Von " STILL ALIVE bis Was wäre, wenn ... ? "


"I AM STILL ALIVE. On Kawara" - schickte der japanische Künstler On Kawara – der bis zu seinem Tod am 10. Juli 2014 in New York ansässig war – per Telegramm regelmäßig von 1970 bis 1979 an Kollegen und Freunde.



Vor allem aber, war er für seine täglich neu datierten Werke bekannt, die er seit dem 4. Januar 1966 jeden Tag vollendete und - wenn ein Werk mal nicht bis Mitternacht fertiggestellt war - wieder zerstörte.



Besagte "TODAY" Serie, zeigt auf jedem Bild das Datum eines Tages. Die Bilder wurden in einem handgefertigten Karton geliefert, in dessen Deckel meist – zumindest in den früheren Zeiten - ein Zeitungsartikel des jeweiligen Tages und Landes beigefügt war, in dem der Künstler sich gerade aufhielt.



Welches, von den vielen Schlagzeilenthemen der letzten Tage, wäre wohl seinen Werken beigelegt gewesen, wäre nicht sein ganz persönliches „Today“ Datum am 10. Juli stehengeblieben?



Der Satz "I am still alive" könnte - um mal nur eines der aktuell brisanten Themen zu nennen - im Gazastreifen, der gerade meist gedachte Satz sein.



Eine kurze Momentaufnahme des ein oder anderen - bisweilen, vielleicht sogar verwundert?



Denn, größtenteils verbringt man den Tag ja - in Erwartung des nächsten Raketeneinschlags - mit zum Himmel erhobenem Blick. Während um einen herum alles in Schutt und Asche fällt, die Verluste sich von Stunde zu Stunde häufen, die Kräfte schwinden - und das eigene Leben tot mehr wert als lebendig ist.



Das gilt für beide Seiten.



Um ganz ehrlich zu sein, je länger ich mich in den letzten Tagen in die Zeitungsberichte des aktuellen Weltgeschehens vertieft habe, desto öfter konnte ich bei mir eine plötzlich auftretende Übersprungshandlung beobachten.



Nach Entsetzen kommt eine ins Leere agierende Wut, dann Fassungslosigkeit, und dann - Übersprungshandlung.
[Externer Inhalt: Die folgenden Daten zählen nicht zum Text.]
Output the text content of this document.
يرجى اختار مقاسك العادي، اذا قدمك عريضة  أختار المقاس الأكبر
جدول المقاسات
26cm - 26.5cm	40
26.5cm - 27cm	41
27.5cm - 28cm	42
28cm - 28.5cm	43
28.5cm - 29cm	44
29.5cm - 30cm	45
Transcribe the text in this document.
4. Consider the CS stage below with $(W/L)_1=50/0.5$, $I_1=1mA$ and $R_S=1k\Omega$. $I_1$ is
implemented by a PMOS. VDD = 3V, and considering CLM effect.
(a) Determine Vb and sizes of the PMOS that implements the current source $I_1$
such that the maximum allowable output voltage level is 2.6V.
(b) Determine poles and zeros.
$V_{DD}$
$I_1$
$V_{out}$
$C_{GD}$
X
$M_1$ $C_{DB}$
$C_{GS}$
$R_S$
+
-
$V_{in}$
Was ich damit meine? Ganz einfach:



Wie ein Hahn, der sich inmitten eines Revierkampfes befindet, wende ich mich einfach ab und fange stattdessen stoisch an die Körner vom Boden auf zu picken.
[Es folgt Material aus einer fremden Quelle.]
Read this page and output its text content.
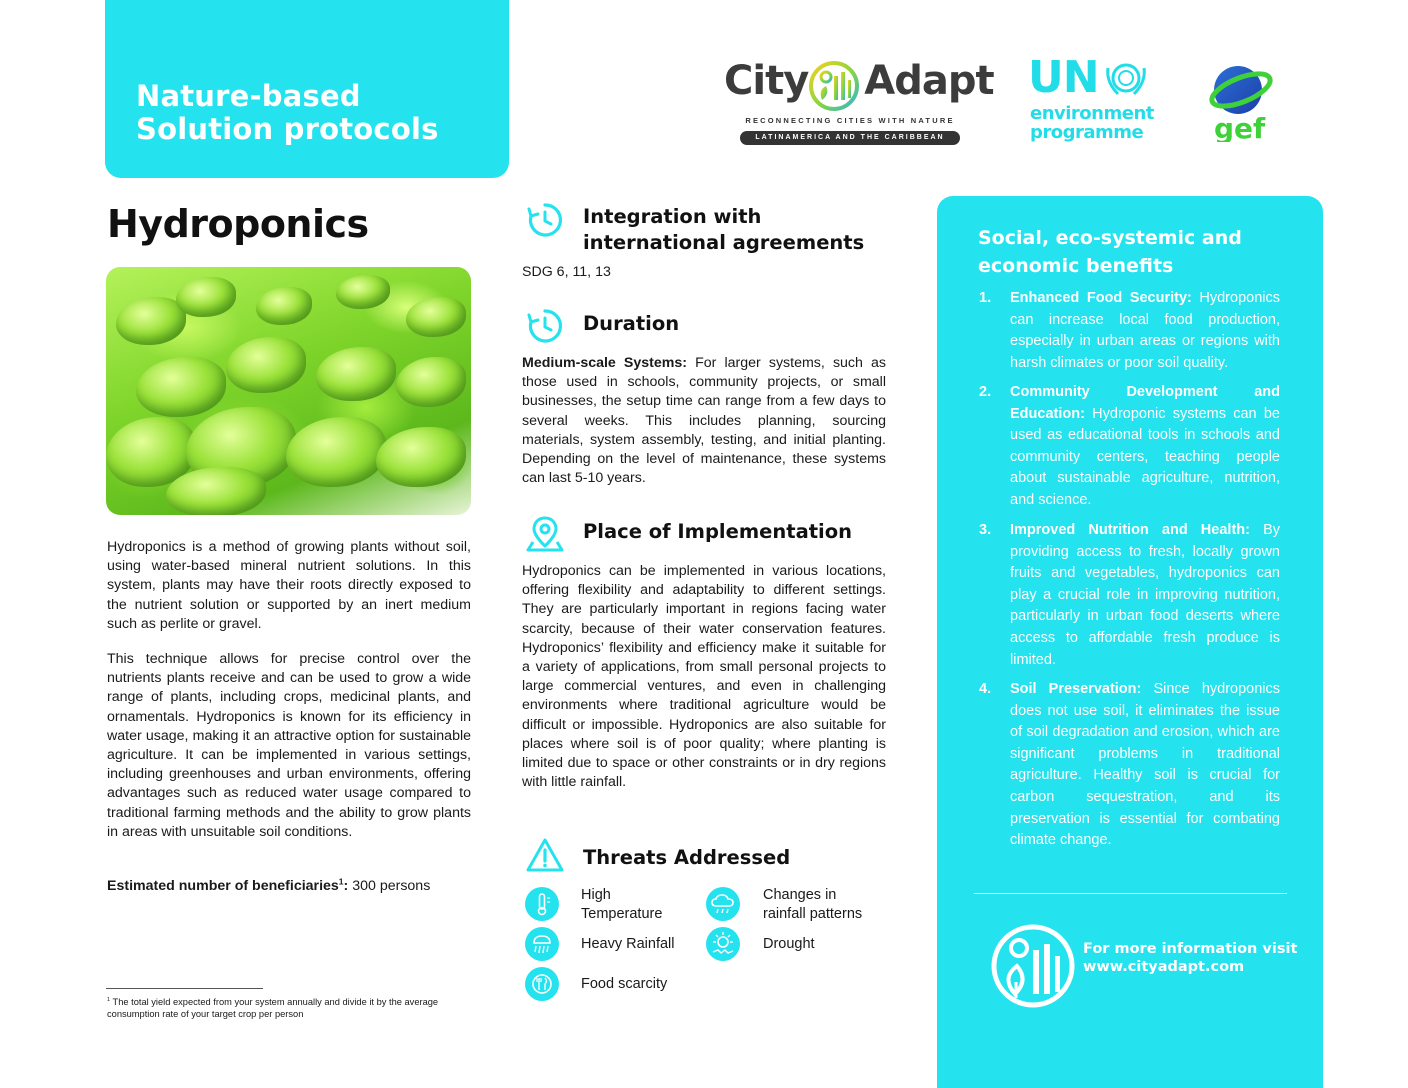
Nature-based
Solution protocols
City Adapt
RECONNECTING CITIES WITH NATURE
LATINAMERICA AND THE CARIBBEAN
UN
environment
programme	gef
Hydroponics
Hydroponics is a method of growing plants without soil, using water-based mineral nutrient solutions. In this system, plants may have their roots directly exposed to the nutrient solution or supported by an inert medium such as perlite or gravel.
This technique allows for precise control over the nutrients plants receive and can be used to grow a wide range of plants, including crops, medicinal plants, and ornamentals. Hydroponics is known for its efficiency in water usage, making it an attractive option for sustainable agriculture. It can be implemented in various settings, including greenhouses and urban environments, offering advantages such as reduced water usage compared to traditional farming methods and the ability to grow plants in areas with unsuitable soil conditions.
Estimated number of beneficiaries$^1$: 300 persons
$^1$ The total yield expected from your system annually and divide it by the average consumption rate of your target crop per person
Integration with
international agreements
SDG 6, 11, 13
Duration
Medium-scale Systems: For larger systems, such as those used in schools, community projects, or small businesses, the setup time can range from a few days to several weeks. This includes planning, sourcing materials, system assembly, testing, and initial planting. Depending on the level of maintenance, these systems can last 5-10 years.
Place of Implementation
Hydroponics can be implemented in various locations, offering flexibility and adaptability to different settings. They are particularly important in regions facing water scarcity, because of their water conservation features. Hydroponics’ flexibility and efficiency make it suitable for a variety of applications, from small personal projects to large commercial ventures, and even in challenging environments where traditional agriculture would be difficult or impossible. Hydroponics are also suitable for places where soil is of poor quality; where planting is limited due to space or other constraints or in dry regions with little rainfall.
Threats Addressed
High
Temperature
Changes in
rainfall patterns
Heavy Rainfall	Drought
Food scarcity
Social, eco-systemic and
economic benefits
1. Enhanced Food Security: Hydroponics can increase local food production, especially in urban areas or regions with harsh climates or poor soil quality.
2. Community Development and Education: Hydroponic systems can be used as educational tools in schools and community centers, teaching people about sustainable agriculture, nutrition, and science.
3. Improved Nutrition and Health: By providing access to fresh, locally grown fruits and vegetables, hydroponics can play a crucial role in improving nutrition, particularly in urban food deserts where access to affordable fresh produce is limited.
4. Soil Preservation: Since hydroponics does not use soil, it eliminates the issue of soil degradation and erosion, which are significant problems in traditional agriculture. Healthy soil is crucial for carbon sequestration, and its preservation is essential for combating climate change.
For more information visit
www.cityadapt.com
Das ist so, als wolle man sich gerade mit jemanden prügeln, entscheidet dann aber aus heiterem Himmel heraus, stattdessen in die Küche zu gehen und sich ein Käsebrot zu schmieren. Übersprungshandlung. Bei mir immer öfter.



Denn - ich kann es nicht ändern. Alles.



Ich kann - in meiner Position - all die Schreckensmeldungen nur konsumieren und eine Haltung haben.
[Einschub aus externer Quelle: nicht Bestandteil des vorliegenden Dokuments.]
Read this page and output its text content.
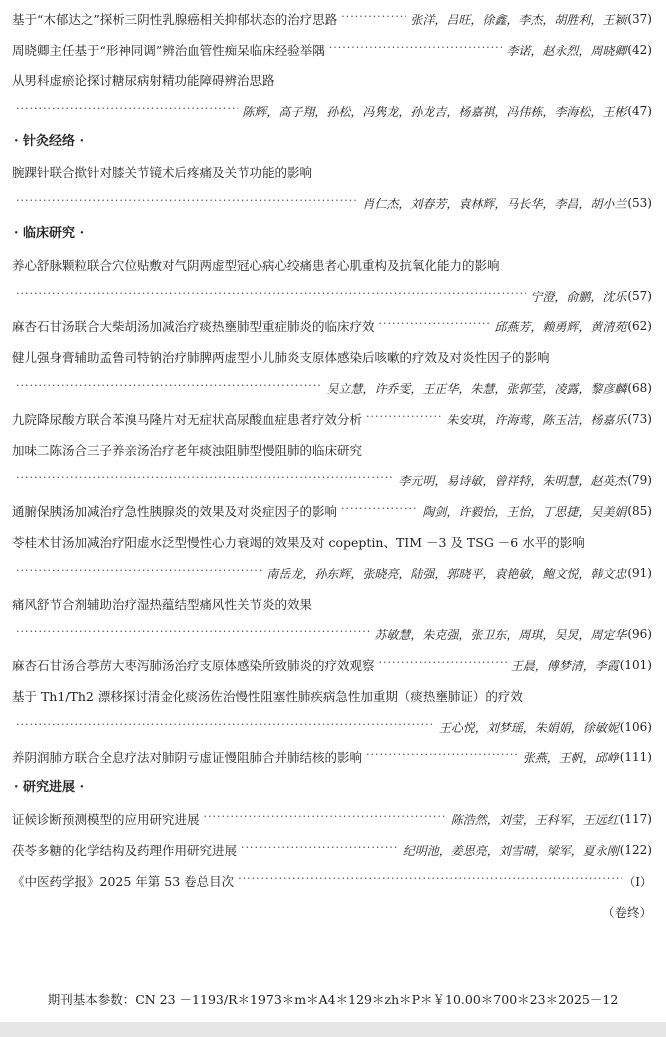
基于“木郁达之”探析三阴性乳腺癌相关抑郁状态的治疗思路 ·····	张洋，吕旺，徐鑫，李杰，胡胜利，王颖 (37)
周晓卿主任基于“形神同调”辨治血管性痴呆临床经验举隅 ·····	李诺，赵永烈，周晓卿 (42)
从男科虚瘀论探讨糖尿病射精功能障碍辨治思路
·····
陈辉，高子翔，孙松，冯隽龙，孙龙吉，杨嘉祺，冯伟栋，李海松，王彬 (47)
· 针灸经络 ·
腕踝针联合揿针对膝关节镜术后疼痛及关节功能的影响
·····
肖仁杰，刘春芳，袁林辉，马长华，李昌，胡小兰 (53)
· 临床研究 ·
养心舒脉颗粒联合穴位贴敷对气阴两虚型冠心病心绞痛患者心肌重构及抗氧化能力的影响
·····
宁澄，俞鹏，沈乐 (57)
麻杏石甘汤联合大柴胡汤加减治疗痰热壅肺型重症肺炎的临床疗效 ·····	邱燕芳，赖勇辉，黄清苑 (62)
健儿强身膏辅助孟鲁司特钠治疗肺脾两虚型小儿肺炎支原体感染后咳嗽的疗效及对炎性因子的影响
·····
吴立慧，许乔雯，王正华，朱慧，张郭莹，凌露，黎彦麟 (68)
九院降尿酸方联合苯溴马隆片对无症状高尿酸血症患者疗效分析 ·····	朱安琪，许海莺，陈玉洁，杨嘉乐 (73)
加味二陈汤合三子养亲汤治疗老年痰浊阻肺型慢阻肺的临床研究
·····
李元明，易诗敏，曾祥特，朱明慧，赵英杰 (79)
通腑保胰汤加减治疗急性胰腺炎的效果及对炎症因子的影响 ·····	陶剑，许毅怡，王怡，丁思捷，吴美娟 (85)
苓桂术甘汤加减治疗阳虚水泛型慢性心力衰竭的效果及对 copeptin、TIM －3 及 TSG －6 水平的影响
·····
南岳龙，孙东辉，张晓亮，陆强，郭晓平，袁艳敏，鲍文悦，韩文忠 (91)
痛风舒节合剂辅助治疗湿热蕴结型痛风性关节炎的效果
·····
苏敏慧，朱克强，张卫东，周琪，吴炅，周定华 (96)
麻杏石甘汤合葶苈大枣泻肺汤治疗支原体感染所致肺炎的疗效观察 ·····	王晨，傅梦清，李霞 (101)
基于 Th1/Th2 漂移探讨清金化痰汤佐治慢性阻塞性肺疾病急性加重期（痰热壅肺证）的疗效
·····
王心悦，刘梦瑶，朱娟娟，徐敏妮 (106)
养阴润肺方联合全息疗法对肺阴亏虚证慢阻肺合并肺结核的影响 ·····	张燕，王帆，邱峥 (111)
· 研究进展 ·
证候诊断预测模型的应用研究进展 ·····	陈浩然，刘莹，王科军，王远红 (117)
茯苓多糖的化学结构及药理作用研究进展 ·····	纪明池，姜思亮，刘雪晴，梁军，夏永刚 (122)
《中医药学报》2025 年第 53 卷总目次 ·····	（Ⅰ）
（卷终）
期刊基本参数：CN 23 －1193/R＊1973＊m＊A4＊129＊zh＊P＊￥10.00＊700＊23＊2025－12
Somit ist man eine Art „Gaffer im Zeitungswald“.



Man weiß gar nicht, wo man zuerst hin schauen-lesen soll. Und dann kann man nicht mehr wegschauen - aber auch nicht helfen.



Manchmal wünschte ich, es wäre wirklich so einfach wie das Wunschszenario, das mir ab und an durch den Kopf spukt:



Man steht auf einem Kinderspielplatz und beobachtet einen Streit um Förmchen. Die Erwachsenen drum herum einigen sich und teilen die Förmchen unter den protestierenden, kleinen Menschen, gerecht auf.



Beziehungsweise - jeder nimmt einfach das wieder an sich, was er ursprünglich mal mitgebracht hatte.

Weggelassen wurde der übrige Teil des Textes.